William Shakespeare’s Macbeth gets a fascinating visual reinterpretation thanks to Justin Kurzel, an Australian neophyte with only one previous feature credit to his name (2011’s The Snowtown Murders). But his association with his Macbeth lead, Michael Fassbender, now extends to his next feature, the big-screen adaptation of the popular videogame Assassin’s Creed. Working from a script by Jacob Koskoff, Michael Lesslie and Todd Louiso, Kurzel transforms the world of Macbeth into a hypnotic blur, a dreamscape where magic and insanity are merely opposite sides of the same well-worn coin. There is a rugged brutality in the battles and in every exchange between the characters.

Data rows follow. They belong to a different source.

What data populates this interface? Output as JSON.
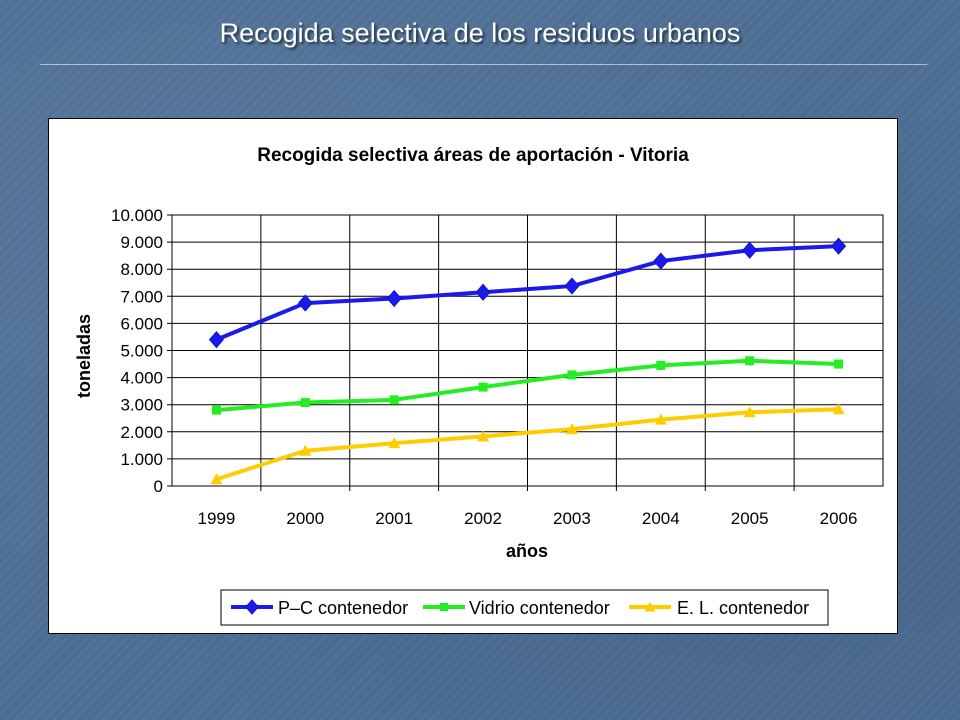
{
  "slide": {
    "title": "Recogida selectiva de los residuos urbanos"
  },
  "chart_data": {
    "type": "line",
    "title": "Recogida selectiva áreas de aportación - Vitoria",
    "xlabel": "años",
    "ylabel": "toneladas",
    "categories": [
      "1999",
      "2000",
      "2001",
      "2002",
      "2003",
      "2004",
      "2005",
      "2006"
    ],
    "ylim": [
      0,
      10000
    ],
    "yticks": [
      0,
      1000,
      2000,
      3000,
      4000,
      5000,
      6000,
      7000,
      8000,
      9000,
      10000
    ],
    "ytick_labels": [
      "0",
      "1.000",
      "2.000",
      "3.000",
      "4.000",
      "5.000",
      "6.000",
      "7.000",
      "8.000",
      "9.000",
      "10.000"
    ],
    "grid": "vertical and horizontal",
    "legend_position": "bottom",
    "series": [
      {
        "name": "P–C contenedor",
        "color": "#1a1aea",
        "marker": "diamond",
        "values": [
          5400,
          6750,
          6920,
          7150,
          7380,
          8300,
          8700,
          8850
        ]
      },
      {
        "name": "Vidrio  contenedor",
        "color": "#22ee22",
        "marker": "square",
        "values": [
          2800,
          3080,
          3180,
          3650,
          4100,
          4450,
          4620,
          4500
        ]
      },
      {
        "name": "E. L. contenedor",
        "color": "#ffcc00",
        "marker": "triangle",
        "values": [
          250,
          1300,
          1580,
          1830,
          2100,
          2450,
          2720,
          2830
        ]
      }
    ]
  }
}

Sadly, though, the language, with its poetic familiarity, lacks the sharp intensity we’ve come to expect and appreciate from the great Bard. At times, it feels as if it has been neutered — turned into a blunt instrument by a need to reduce the story to its core — which is a shame when you consider having Fassbender as Macbeth, Marion Cotillard as Lady Macbeth, Paddy Considine as Banquo and David Thewlis as Duncan. Thewlis harnesses the magic and majesty of Shakespeare in his performance — the grand scope and the artful nuance of the language — but the rest wallow in Kurzel’s murky netherworld.

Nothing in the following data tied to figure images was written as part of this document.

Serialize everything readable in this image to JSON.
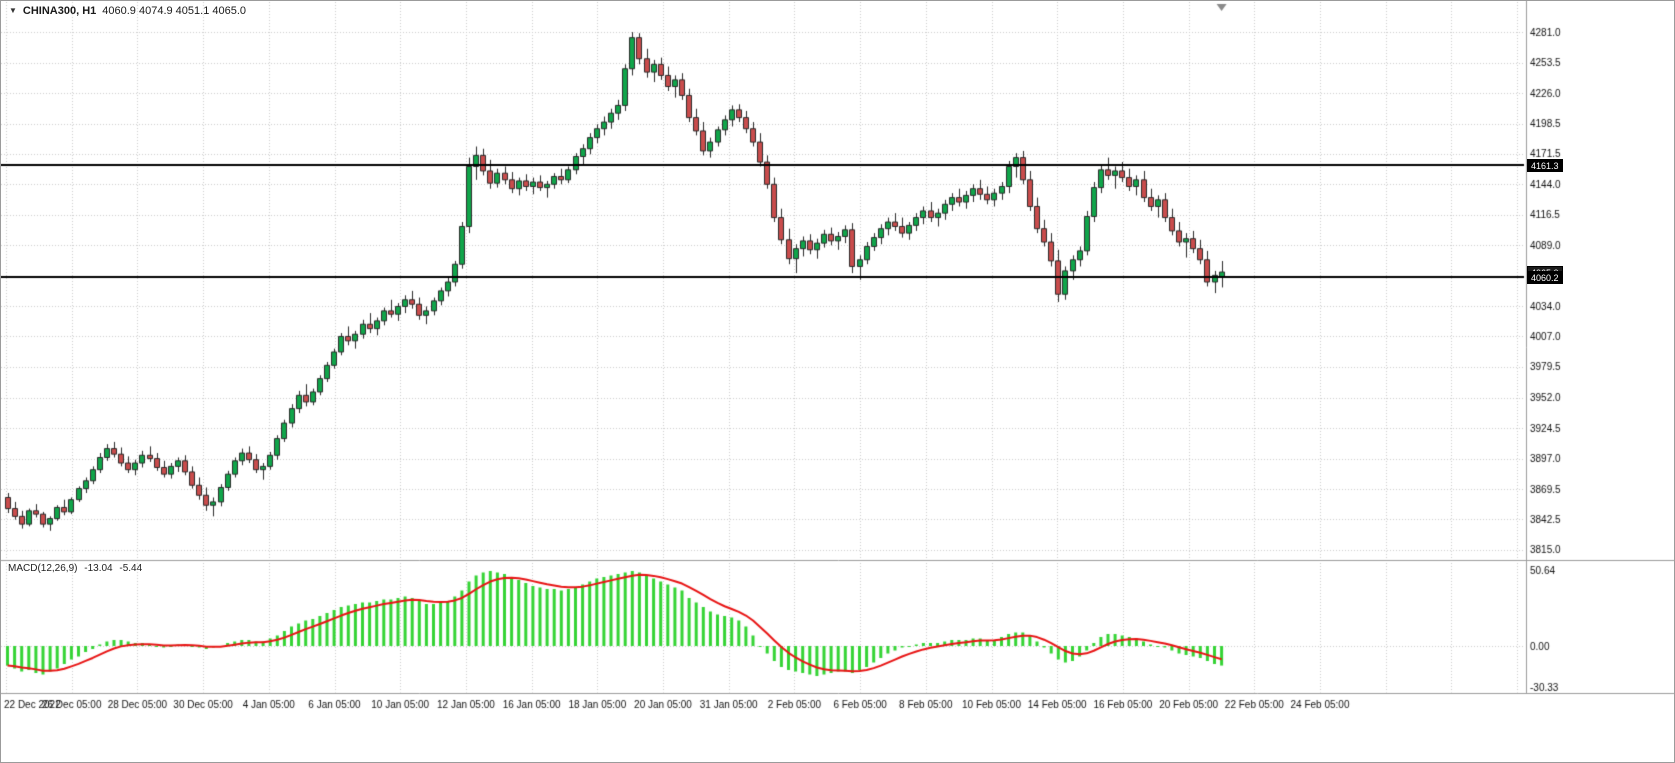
{
  "header": {
    "symbol_title": "CHINA300, H1",
    "ohlc_values": "4060.9 4074.9 4051.1 4065.0"
  },
  "icons": {
    "symbol_dropdown_glyph": "▼"
  },
  "tags": {
    "hline_upper": "4161.3",
    "bid": "4065.0",
    "hline_lower": "4060.2"
  },
  "indicator": {
    "title": "MACD(12,26,9)",
    "main_value": "-13.04",
    "signal_value": "-5.44"
  },
  "colors": {
    "up": "#10a54a",
    "down": "#c94c4c",
    "wick": "#2a2a2a",
    "hist": "#35d435",
    "signal": "#e81414",
    "grid": "#cdcdcd",
    "separator": "#9c9c9c",
    "text": "#121212",
    "hline": "#000000",
    "tag_bg": "#000000",
    "tag_fg": "#ffffff",
    "background": "#ffffff"
  },
  "chart_data": {
    "type": "candlestick",
    "title": "CHINA300, H1",
    "symbol": "CHINA300",
    "timeframe": "H1",
    "last_ohlc": [
      4060.9,
      4074.9,
      4051.1,
      4065.0
    ],
    "price_range": [
      3807.5,
      4286.5
    ],
    "hlines": [
      4161.3,
      4060.2
    ],
    "bid": 4065.0,
    "grid": "dotted",
    "price_ticks": [
      "4281.0",
      "4253.5",
      "4226.0",
      "4198.5",
      "4171.5",
      "4144.0",
      "4116.5",
      "4089.0",
      "4061.5",
      "4034.0",
      "4007.0",
      "3979.5",
      "3952.0",
      "3924.5",
      "3897.0",
      "3869.5",
      "3842.5",
      "3815.0"
    ],
    "time_ticks": [
      "22 Dec 2022",
      "26 Dec 05:00",
      "28 Dec 05:00",
      "30 Dec 05:00",
      "4 Jan 05:00",
      "6 Jan 05:00",
      "10 Jan 05:00",
      "12 Jan 05:00",
      "16 Jan 05:00",
      "18 Jan 05:00",
      "20 Jan 05:00",
      "31 Jan 05:00",
      "2 Feb 05:00",
      "6 Feb 05:00",
      "8 Feb 05:00",
      "10 Feb 05:00",
      "14 Feb 05:00",
      "16 Feb 05:00",
      "20 Feb 05:00",
      "22 Feb 05:00",
      "24 Feb 05:00"
    ],
    "candles_ohlc": [
      [
        3862,
        3866,
        3848,
        3852
      ],
      [
        3852,
        3858,
        3842,
        3845
      ],
      [
        3845,
        3850,
        3834,
        3838
      ],
      [
        3838,
        3852,
        3836,
        3850
      ],
      [
        3850,
        3856,
        3844,
        3847
      ],
      [
        3847,
        3849,
        3835,
        3838
      ],
      [
        3838,
        3845,
        3832,
        3843
      ],
      [
        3843,
        3855,
        3841,
        3853
      ],
      [
        3853,
        3860,
        3846,
        3849
      ],
      [
        3849,
        3862,
        3847,
        3860
      ],
      [
        3860,
        3872,
        3858,
        3870
      ],
      [
        3870,
        3880,
        3866,
        3877
      ],
      [
        3877,
        3890,
        3874,
        3887
      ],
      [
        3887,
        3902,
        3884,
        3898
      ],
      [
        3898,
        3910,
        3895,
        3906
      ],
      [
        3906,
        3912,
        3898,
        3901
      ],
      [
        3901,
        3907,
        3890,
        3893
      ],
      [
        3893,
        3899,
        3884,
        3887
      ],
      [
        3887,
        3896,
        3882,
        3893
      ],
      [
        3893,
        3904,
        3889,
        3900
      ],
      [
        3900,
        3908,
        3894,
        3897
      ],
      [
        3897,
        3902,
        3886,
        3889
      ],
      [
        3889,
        3895,
        3880,
        3883
      ],
      [
        3883,
        3893,
        3879,
        3890
      ],
      [
        3890,
        3898,
        3885,
        3895
      ],
      [
        3895,
        3900,
        3882,
        3885
      ],
      [
        3885,
        3890,
        3870,
        3873
      ],
      [
        3873,
        3880,
        3860,
        3864
      ],
      [
        3864,
        3871,
        3850,
        3855
      ],
      [
        3855,
        3862,
        3845,
        3858
      ],
      [
        3858,
        3874,
        3854,
        3871
      ],
      [
        3871,
        3886,
        3868,
        3883
      ],
      [
        3883,
        3898,
        3880,
        3895
      ],
      [
        3895,
        3906,
        3891,
        3902
      ],
      [
        3902,
        3908,
        3893,
        3896
      ],
      [
        3896,
        3901,
        3884,
        3887
      ],
      [
        3887,
        3893,
        3878,
        3890
      ],
      [
        3890,
        3903,
        3887,
        3900
      ],
      [
        3900,
        3918,
        3896,
        3915
      ],
      [
        3915,
        3932,
        3912,
        3929
      ],
      [
        3929,
        3946,
        3925,
        3942
      ],
      [
        3942,
        3958,
        3938,
        3954
      ],
      [
        3954,
        3964,
        3944,
        3948
      ],
      [
        3948,
        3960,
        3945,
        3957
      ],
      [
        3957,
        3972,
        3954,
        3969
      ],
      [
        3969,
        3984,
        3966,
        3981
      ],
      [
        3981,
        3996,
        3978,
        3993
      ],
      [
        3993,
        4010,
        3990,
        4007
      ],
      [
        4007,
        4016,
        3999,
        4003
      ],
      [
        4003,
        4012,
        3996,
        4009
      ],
      [
        4009,
        4022,
        4005,
        4018
      ],
      [
        4018,
        4028,
        4010,
        4014
      ],
      [
        4014,
        4024,
        4008,
        4021
      ],
      [
        4021,
        4033,
        4017,
        4030
      ],
      [
        4030,
        4040,
        4024,
        4027
      ],
      [
        4027,
        4037,
        4021,
        4034
      ],
      [
        4034,
        4044,
        4028,
        4040
      ],
      [
        4040,
        4048,
        4032,
        4036
      ],
      [
        4036,
        4042,
        4022,
        4026
      ],
      [
        4026,
        4034,
        4018,
        4030
      ],
      [
        4030,
        4042,
        4026,
        4039
      ],
      [
        4039,
        4051,
        4035,
        4048
      ],
      [
        4048,
        4060,
        4043,
        4056
      ],
      [
        4056,
        4075,
        4052,
        4072
      ],
      [
        4072,
        4110,
        4068,
        4106
      ],
      [
        4106,
        4168,
        4100,
        4160
      ],
      [
        4160,
        4178,
        4148,
        4170
      ],
      [
        4170,
        4176,
        4152,
        4156
      ],
      [
        4156,
        4166,
        4140,
        4145
      ],
      [
        4145,
        4158,
        4141,
        4154
      ],
      [
        4154,
        4160,
        4144,
        4148
      ],
      [
        4148,
        4155,
        4136,
        4140
      ],
      [
        4140,
        4150,
        4134,
        4147
      ],
      [
        4147,
        4153,
        4138,
        4142
      ],
      [
        4142,
        4150,
        4135,
        4146
      ],
      [
        4146,
        4152,
        4138,
        4141
      ],
      [
        4141,
        4147,
        4132,
        4144
      ],
      [
        4144,
        4154,
        4140,
        4151
      ],
      [
        4151,
        4158,
        4144,
        4148
      ],
      [
        4148,
        4160,
        4145,
        4157
      ],
      [
        4157,
        4172,
        4153,
        4169
      ],
      [
        4169,
        4180,
        4162,
        4176
      ],
      [
        4176,
        4190,
        4171,
        4186
      ],
      [
        4186,
        4198,
        4181,
        4194
      ],
      [
        4194,
        4205,
        4188,
        4200
      ],
      [
        4200,
        4212,
        4194,
        4208
      ],
      [
        4208,
        4220,
        4202,
        4215
      ],
      [
        4215,
        4252,
        4210,
        4248
      ],
      [
        4248,
        4281,
        4242,
        4276
      ],
      [
        4276,
        4280,
        4252,
        4257
      ],
      [
        4257,
        4266,
        4240,
        4245
      ],
      [
        4245,
        4256,
        4236,
        4252
      ],
      [
        4252,
        4258,
        4238,
        4242
      ],
      [
        4242,
        4250,
        4228,
        4232
      ],
      [
        4232,
        4242,
        4222,
        4238
      ],
      [
        4238,
        4244,
        4220,
        4224
      ],
      [
        4224,
        4230,
        4200,
        4204
      ],
      [
        4204,
        4212,
        4188,
        4192
      ],
      [
        4192,
        4200,
        4170,
        4174
      ],
      [
        4174,
        4186,
        4168,
        4182
      ],
      [
        4182,
        4196,
        4178,
        4193
      ],
      [
        4193,
        4206,
        4188,
        4202
      ],
      [
        4202,
        4215,
        4196,
        4211
      ],
      [
        4211,
        4216,
        4200,
        4204
      ],
      [
        4204,
        4210,
        4190,
        4194
      ],
      [
        4194,
        4200,
        4178,
        4182
      ],
      [
        4182,
        4190,
        4160,
        4164
      ],
      [
        4164,
        4170,
        4140,
        4144
      ],
      [
        4144,
        4150,
        4110,
        4114
      ],
      [
        4114,
        4122,
        4090,
        4094
      ],
      [
        4094,
        4104,
        4072,
        4077
      ],
      [
        4077,
        4090,
        4064,
        4086
      ],
      [
        4086,
        4097,
        4079,
        4093
      ],
      [
        4093,
        4099,
        4081,
        4085
      ],
      [
        4085,
        4095,
        4077,
        4091
      ],
      [
        4091,
        4103,
        4087,
        4099
      ],
      [
        4099,
        4105,
        4089,
        4093
      ],
      [
        4093,
        4101,
        4085,
        4097
      ],
      [
        4097,
        4107,
        4091,
        4103
      ],
      [
        4103,
        4109,
        4064,
        4070
      ],
      [
        4070,
        4080,
        4058,
        4076
      ],
      [
        4076,
        4092,
        4072,
        4088
      ],
      [
        4088,
        4100,
        4084,
        4096
      ],
      [
        4096,
        4108,
        4090,
        4104
      ],
      [
        4104,
        4114,
        4098,
        4110
      ],
      [
        4110,
        4118,
        4102,
        4106
      ],
      [
        4106,
        4114,
        4096,
        4100
      ],
      [
        4100,
        4110,
        4094,
        4107
      ],
      [
        4107,
        4118,
        4102,
        4114
      ],
      [
        4114,
        4124,
        4108,
        4120
      ],
      [
        4120,
        4128,
        4110,
        4114
      ],
      [
        4114,
        4122,
        4106,
        4118
      ],
      [
        4118,
        4130,
        4112,
        4126
      ],
      [
        4126,
        4136,
        4120,
        4132
      ],
      [
        4132,
        4140,
        4124,
        4128
      ],
      [
        4128,
        4138,
        4122,
        4134
      ],
      [
        4134,
        4144,
        4128,
        4140
      ],
      [
        4140,
        4148,
        4130,
        4135
      ],
      [
        4135,
        4142,
        4126,
        4130
      ],
      [
        4130,
        4140,
        4124,
        4136
      ],
      [
        4136,
        4146,
        4130,
        4142
      ],
      [
        4142,
        4165,
        4136,
        4160
      ],
      [
        4160,
        4172,
        4150,
        4168
      ],
      [
        4168,
        4174,
        4144,
        4148
      ],
      [
        4148,
        4156,
        4120,
        4124
      ],
      [
        4124,
        4132,
        4100,
        4104
      ],
      [
        4104,
        4112,
        4088,
        4092
      ],
      [
        4092,
        4100,
        4070,
        4075
      ],
      [
        4075,
        4085,
        4038,
        4045
      ],
      [
        4045,
        4070,
        4040,
        4066
      ],
      [
        4066,
        4080,
        4058,
        4076
      ],
      [
        4076,
        4088,
        4070,
        4084
      ],
      [
        4084,
        4120,
        4080,
        4115
      ],
      [
        4115,
        4146,
        4110,
        4141
      ],
      [
        4141,
        4162,
        4136,
        4157
      ],
      [
        4157,
        4168,
        4148,
        4152
      ],
      [
        4152,
        4160,
        4140,
        4156
      ],
      [
        4156,
        4164,
        4146,
        4150
      ],
      [
        4150,
        4158,
        4138,
        4142
      ],
      [
        4142,
        4152,
        4134,
        4148
      ],
      [
        4148,
        4156,
        4128,
        4132
      ],
      [
        4132,
        4140,
        4120,
        4124
      ],
      [
        4124,
        4134,
        4114,
        4130
      ],
      [
        4130,
        4136,
        4110,
        4114
      ],
      [
        4114,
        4122,
        4098,
        4102
      ],
      [
        4102,
        4110,
        4088,
        4092
      ],
      [
        4092,
        4100,
        4078,
        4095
      ],
      [
        4095,
        4102,
        4082,
        4086
      ],
      [
        4086,
        4094,
        4072,
        4076
      ],
      [
        4076,
        4084,
        4052,
        4056
      ],
      [
        4056,
        4066,
        4046,
        4062
      ],
      [
        4060.9,
        4074.9,
        4051.1,
        4065.0
      ]
    ],
    "macd": {
      "type": "bar",
      "label": "MACD(12,26,9)",
      "main": -13.04,
      "signal": -5.44,
      "scale_ticks": [
        "50.64",
        "0.00",
        "-30.33"
      ],
      "range": [
        -30.33,
        50.64
      ],
      "histogram": [
        -13,
        -15,
        -17,
        -16,
        -18,
        -19,
        -17,
        -15,
        -12,
        -9,
        -7,
        -4,
        -2,
        1,
        3,
        4,
        4,
        3,
        2,
        2,
        1,
        0,
        -1,
        0,
        1,
        1,
        0,
        -1,
        -2,
        -1,
        0,
        2,
        3,
        4,
        4,
        3,
        3,
        5,
        7,
        10,
        13,
        15,
        17,
        18,
        20,
        22,
        24,
        26,
        27,
        28,
        29,
        29,
        30,
        31,
        31,
        32,
        33,
        32,
        30,
        28,
        28,
        29,
        30,
        33,
        37,
        43,
        47,
        49,
        50,
        49,
        48,
        46,
        44,
        42,
        40,
        39,
        38,
        38,
        37,
        38,
        39,
        41,
        43,
        45,
        46,
        47,
        48,
        49,
        50,
        49,
        47,
        45,
        43,
        41,
        39,
        37,
        32,
        29,
        26,
        23,
        21,
        20,
        19,
        17,
        13,
        7,
        0,
        -5,
        -10,
        -14,
        -16,
        -17,
        -18,
        -19,
        -20,
        -19,
        -18,
        -17,
        -17,
        -18,
        -16,
        -14,
        -11,
        -8,
        -5,
        -3,
        -1,
        0,
        1,
        2,
        2,
        2,
        3,
        4,
        4,
        4,
        5,
        5,
        4,
        4,
        6,
        8,
        9,
        9,
        7,
        3,
        -1,
        -5,
        -9,
        -11,
        -10,
        -7,
        -3,
        2,
        6,
        8,
        8,
        7,
        6,
        5,
        3,
        1,
        0,
        -1,
        -3,
        -5,
        -6,
        -7,
        -8,
        -10,
        -12,
        -13.04
      ]
    }
  }
}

I found myself longing, especially while watching Fassbender, for the exchanges to generate the energy captured in the fight sequences, which would rush headlong and then freeze just before flesh met steel, when time would become elusive and fluid. Shakespeare’s plays — all of the major works — have those moments, when he takes a common idea or sentiment and twists it and our expectations, creating new turns of phrase that we continue to adopt and adapt to our current social and cultural landscape, even after all these years. I wanted Fassbender to be the vehicle for that kind of transformative experience, and instead I got little more than a glorified action hero with more than a touch of madness.
Fortunately, the wicked insanity I sought had already emerged a few weeks ago when Fassbender brought the noise in Danny Boyle’s Steve Jobs. This narrative, like modern-day Shakespeare in its framing by Aaron Sorkin (working from the Walter Isaacson book Steve Jobs), inserts us into three distinct days in the life of the visionary figure at the epicenter of the digital revolution. Product launches become the battleground for a war that is intensely personal and globally impactful.

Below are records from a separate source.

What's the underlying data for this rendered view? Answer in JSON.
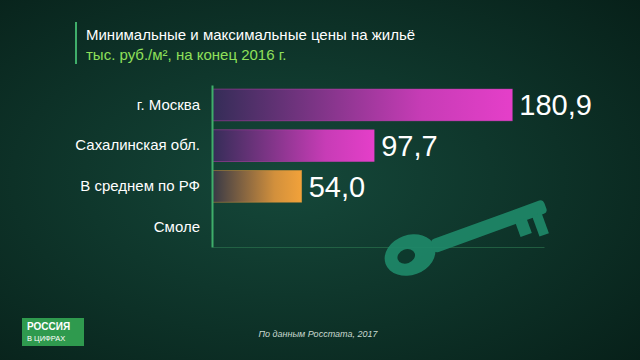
{
  "chart_data": {
    "type": "bar",
    "orientation": "horizontal",
    "title": "Минимальные и максимальные цены на жильё",
    "subtitle": "тыс. руб./м², на конец 2016 г.",
    "categories": [
      "г. Москва",
      "Сахалинская обл.",
      "В среднем по РФ",
      "Смоле"
    ],
    "values": [
      180.9,
      97.7,
      54.0,
      null
    ],
    "value_labels": [
      "180,9",
      "97,7",
      "54,0",
      null
    ],
    "colors": [
      "#e53fc9",
      "#e53fc9",
      "#f2a23a",
      "#e53fc9"
    ],
    "xlim": [
      0,
      200
    ],
    "tick_labels": "y",
    "data_labels": true,
    "grid": false,
    "annotations": [
      "По данным Росстата, 2017",
      "РОССИЯ",
      "В ЦИФРАХ"
    ]
  }
}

As Jobs, Fassbender digs into the wounded soul of this great man, burning his way through pages of dialogue fraught with emotion and heady content. Jobs constantly fights with his team (over product concerns that could derail each launch), his family (questions of paternity dog him throughout) and his critics (is Jobs, a guy with no practical coding experience, a creative force or a circus ringmaster — or the wizard, in this case, who stands in front of the curtain and makes us believe in the magic?).
Sorkin gifts Fassbender and the rest of the talented cast with words that erupt and spill forth like hot magma. At each product launch, we see the continuation of the same struggles, the same arguments, and at first glance it would appear that nothing changes for these people. They are stuck in a never-ending cycle, but tiny cracks of insight freeze before us. Sorkin shows us how the characters, picking at old scabs and opening up the soft wounds that still haven’t healed completely, create new psychological terrain.
It is challenging writing, uncomfortable because it offers nothing easy or familiar to audiences and nothing relatably engaging. Jobs, while not evil or insane like Macbeth, is far from likeable. He is just short of being a monster, in some ways, but he gave the world a gift — a series of gifts that will keep on giving. You could argue that he is more akin to Shakespeare than even Sorkin. Language links the two writers, but Jobs and his impact is transformative on the scale of Shakespeare. His iconic products will inspire us far into the future.
You could say that Jobs dared “do all that may become a man; who dares do more is none” (Macbeth, Act I, Scene VII).